Chronique

La Guinguette à PépéE

Apaches

Catherine Delaunay (cl, bcl, acc, voc, objets), Pascal Van den Heuvel (as, ss, bs, uku, voc, objets), Sébastien Gariniaux (g, bj, uku, voc, objets)

Label / Distribution : Les neuf filles de Zeus

On aurait tous aimé guincher sur les planches de la Guinguette à PépéE. C’est le genre de lieu chargé des souvenirs qu’on n’a jamais eus, kitsch assumé, murs colorés et vaisselle en vrac, avec l’inspiration musicale dans le patrimoine populaire. Pas son versant scie racoleuse et sa cohorte de vedettes sur le retour, mais le récital des chansons qu’on connaît tous à son corps défendant, de « Mexico » à « Tea For Two », fournisseurs de vers d’oreille de qualité depuis cinq décennies joliment sonnées. Mais au fait, qui est PépéE ? On ne le sait pas trop, mais on connaît ses musiciens, car ce sont des fidèles des lieux : des poly-instrumentistes foutraques qui de Normandie en Belgique trimbalent des clarinettes et saxophones baryton autant que des accordéons et des ukulélés. Catherine Delaunay a déjà longtemps expérimenté ce répertoire avec le bal de Laurent Dehors. Quant à Pascal Van den Heuvel, ce n’est pas avec Mäâk’s Spirit qu’il a pris l’habitude de jouer le beau musette de « L’infidèle », mais peut-être dans Le Chien déguisé en vache, son duo avec Delaunay.

Des bovidés, il y en a un pré tout entier dans les multiples surprises de la pochette, qui à elle seule vaudrait de s’embarquer dans cet univers que ne renieraient pas Jérôme Deschamps et Macha Makeïeff. Une poésie artisanale et joliment dérisoire qui renoue avec l’objet-disque : une roulette passe-vues, un bouton magique… La Guinguette a déniché sa place dans un coin fort discret et chante pour ceux qui prendront le temps de l’écouter. Car on n’y trouve pas que le décor et le détachement rêveur. Pas seulement quelques chansons fédératrices volontairement passées au moulin des instruments-jouets et mégaphones. La rencontre en trio avec le guitariste, banjoïste et percussionniste Sébastien Gariniaux est également l’occasion de rendre un hommage appuyé à des figures comme Gus Viseur et aux accointances gouailleuses entre le jazz et la java. Ainsi, de nombreux morceaux swinguent effrontément, à l’instar de « It Don’t Mean A Thing », découpé au baryton par Van den Heuvel, qui retrouve la joie turbulente de la pulsation. Une vraie musique d’Apaches des faubourgs et des villes moyennes jouée avec une énergie qui rappelle le théâtre de rue. Une discipline bien connue de Gariniaux.

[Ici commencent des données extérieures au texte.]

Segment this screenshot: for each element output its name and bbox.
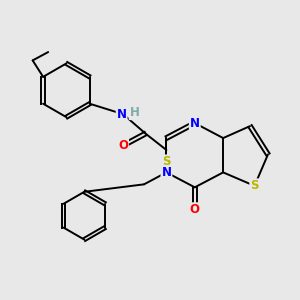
Text: S: S <box>162 155 171 168</box>
Text: O: O <box>190 203 200 216</box>
Text: N: N <box>161 166 171 179</box>
Text: O: O <box>118 139 128 152</box>
Text: S: S <box>250 179 259 192</box>
Text: N: N <box>117 108 127 121</box>
Text: H: H <box>130 106 140 119</box>
Text: N: N <box>190 117 200 130</box>
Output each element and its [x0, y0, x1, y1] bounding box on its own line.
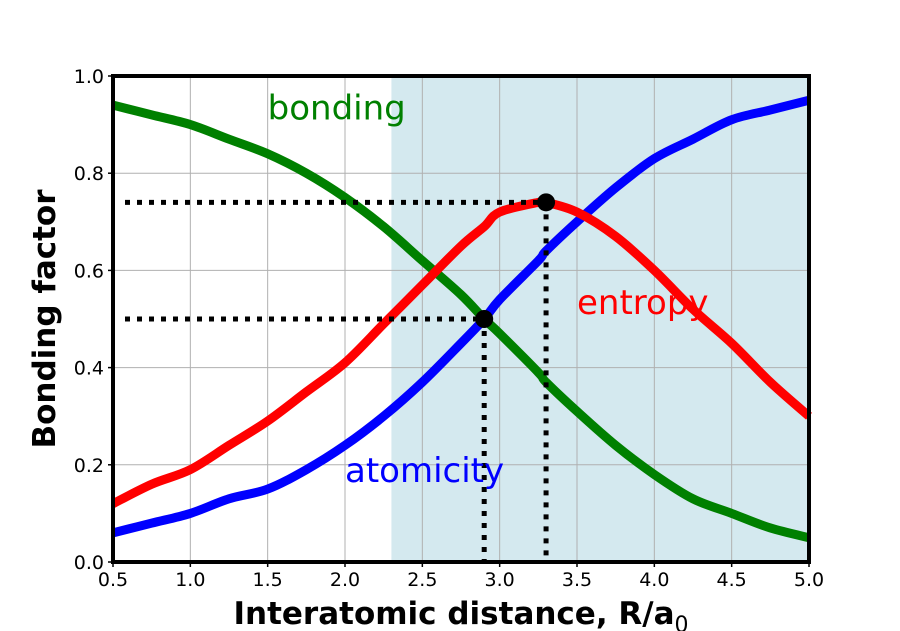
x-tick-label: 3.5	[562, 569, 592, 591]
x-tick-label: 3.0	[485, 569, 515, 591]
guide-lines-layer	[125, 199, 549, 562]
x-tick-label: 4.0	[639, 569, 669, 591]
y-tick-label: 1.0	[74, 66, 104, 88]
x-tick-label: 2.5	[407, 569, 437, 591]
y-tick-label: 0.2	[74, 455, 104, 477]
y-tick-label: 0.4	[74, 358, 104, 380]
y-tick-label: 0.6	[74, 260, 104, 282]
bonding-label: bonding	[268, 89, 406, 129]
atomicity-label: atomicity	[345, 451, 504, 491]
x-axis-title: Interatomic distance, R/a0	[233, 596, 688, 631]
x-tick-label: 5.0	[794, 569, 824, 591]
curve-label-layer: bonding atomicity entropy	[268, 89, 709, 491]
x-tick-label: 0.5	[98, 569, 128, 591]
entropy-series-line	[110, 196, 812, 508]
plot-frame	[111, 74, 811, 564]
entropy-label: entropy	[577, 283, 709, 323]
x-tick-label: 2.0	[330, 569, 360, 591]
y-tick-label: 0.8	[74, 163, 104, 185]
y-axis-title: Bonding factor	[27, 189, 63, 449]
y-tick-layer: 0.0 0.2 0.4 0.6 0.8 1.0	[74, 66, 113, 574]
x-tick-label: 1.5	[253, 569, 283, 591]
intersection-marker	[537, 193, 556, 212]
marker-layer	[475, 193, 556, 328]
x-tick-layer: 0.5 1.0 1.5 2.0 2.5 3.0 3.5 4.0 4.5 5.0	[98, 562, 824, 591]
x-tick-label: 4.5	[717, 569, 747, 591]
x-tick-label: 1.0	[175, 569, 205, 591]
intersection-marker	[475, 310, 494, 328]
y-tick-label: 0.0	[74, 552, 104, 574]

Catherine Delaunay reste toujours une fabuleuse raconteuse d’histoires. Il y a dans cette Guinguette à PépéE une folie narrative qui saute du chahut de « Sing Sing Sing », véritable morceau Jungle transposé dans le Bocage, à l’émotion de « Mon Premier Bal ». Au premier abord, on peut paraître loin des lettres de Poilus de Jusqu’au dernier souffle ou des embruns salés comme des larmes de Sois patient car le loup. On pourrait ne voir dans le groove cabossé de « Temptation Rag » que l’occasion de montrer qu’on peut faire bouger les pieds avec un ukulélé et un pianola. Mais, à moins de n’avoir absolument aucune connexion entre les oreilles et le cœur, on s’apercevra bien vite, une fois défait le fil de nylon retenant ce disque unique, objet désirable, que tout un monde se dévoile. Le flacon et l’ivresse.